St Margaret’s History

St Margaret’s: A brief history


Ridge Parish was formed in the late 13th century of lands belonging mainly to St. Albans Abbey. Until 1870, the parish remained in the Liberty of St Albans. From 1870 it has formed part of Hertfordshire. Up to 1956, the parish included a detached area between Borehamwood and Shenley; this may be what the Doomsday Book of 1086 refers to as ‘the Abbotts land at Shenlai’. The parish consists of approximately 3000 acres of Green Belt land; in 1981 the population was still only 300. The parish is over six miles long, running from Galley Lane, Arkley, to Colney Heath.



The chancel dates from the 14th century, and probably formed a tiny church on its own. The Roman road from London to St Albans passed nearby, and the church may have been intended as a landmark for those entering the domain of the Abbot. The nave and tower were added in the 15th century. The church was extensively decorated with wall paintings, of which one complete example survives. This is of St. Christopher carrying our Lord across a river dates from the 15th century, probably by the same hand as the wall paintings of this date in St Albans Abbey. It was restored by Professor Tristram in 1937, and has since received further treatment. A detailed description can be seen on the adjacent window cill.

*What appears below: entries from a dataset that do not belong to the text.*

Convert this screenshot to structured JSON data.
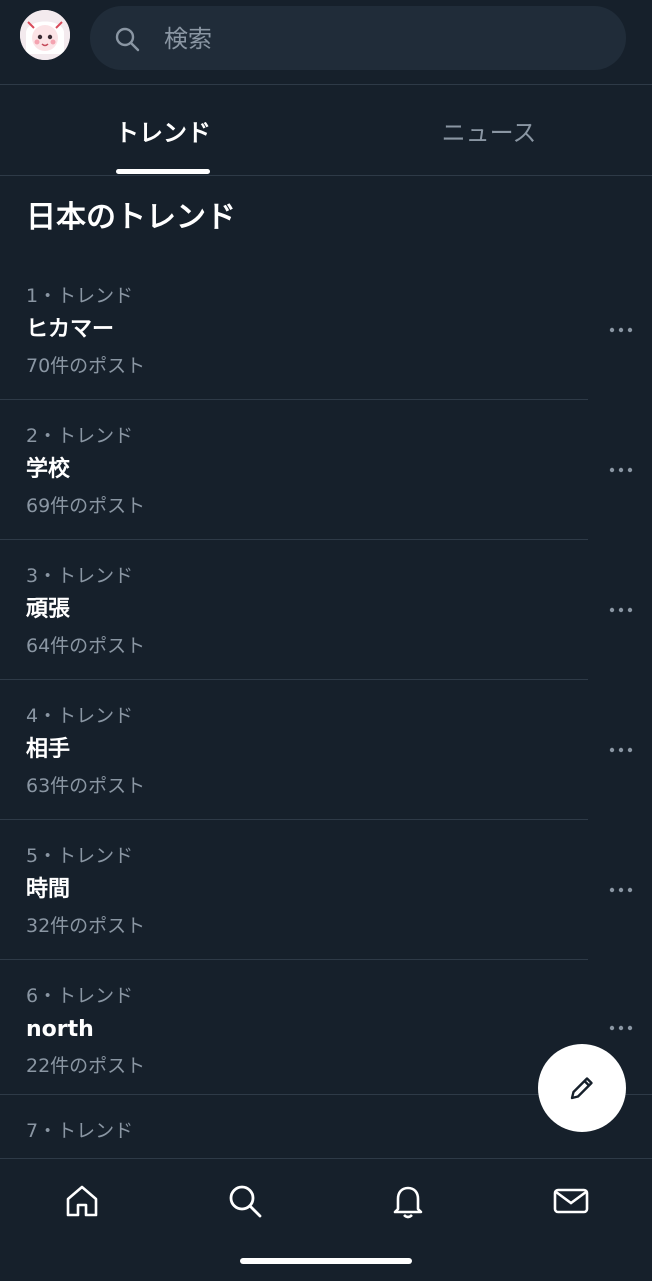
{
  "search": {
    "placeholder": "検索"
  },
  "tabs": [
    {
      "label": "トレンド",
      "active": true
    },
    {
      "label": "ニュース",
      "active": false
    }
  ],
  "section_title": "日本のトレンド",
  "trends": [
    {
      "meta": "1・トレンド",
      "name": "ヒカマー",
      "count": "70件のポスト"
    },
    {
      "meta": "2・トレンド",
      "name": "学校",
      "count": "69件のポスト"
    },
    {
      "meta": "3・トレンド",
      "name": "頑張",
      "count": "64件のポスト"
    },
    {
      "meta": "4・トレンド",
      "name": "相手",
      "count": "63件のポスト"
    },
    {
      "meta": "5・トレンド",
      "name": "時間",
      "count": "32件のポスト"
    },
    {
      "meta": "6・トレンド",
      "name": "north",
      "count": "22件のポスト"
    },
    {
      "meta": "7・トレンド",
      "name": "",
      "count": ""
    }
  ],
  "icons": {
    "search": "search-icon",
    "more": "more-horizontal-icon",
    "compose": "pencil-icon",
    "home": "home-icon",
    "explore": "search-icon",
    "notifications": "bell-icon",
    "messages": "mail-icon"
  },
  "colors": {
    "background": "#16202b",
    "search_bg": "#202c39",
    "secondary_text": "#8a96a3",
    "divider": "#2e3a47",
    "primary_text": "#ffffff"
  }
}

In 1740-46 major repairs were carried out and the church furnished with box pews and a three-decker pulpit. In 1810, a gallery was placed at the west end and dormer windows inserted into the roof. The church was again restored in 1881, when ceilings, gallery and dormer windows were removed, the porch rebuilt, and a new arch cut between nave and chancel, destroying most of a medieval doom-painting which survived under the whitewash. Since 1945, further repairs have been carried out, including the re-flooring and re-furnishing of the chancel. The roof was renewed in 1976, and the stonework of the tower repointed and partially replaced in the 1980s. Before applying new limewash in 1989, examination of the remaining fragments of medieval wall-painting was carried out, but nothing was found extensive enough to warrant restoration.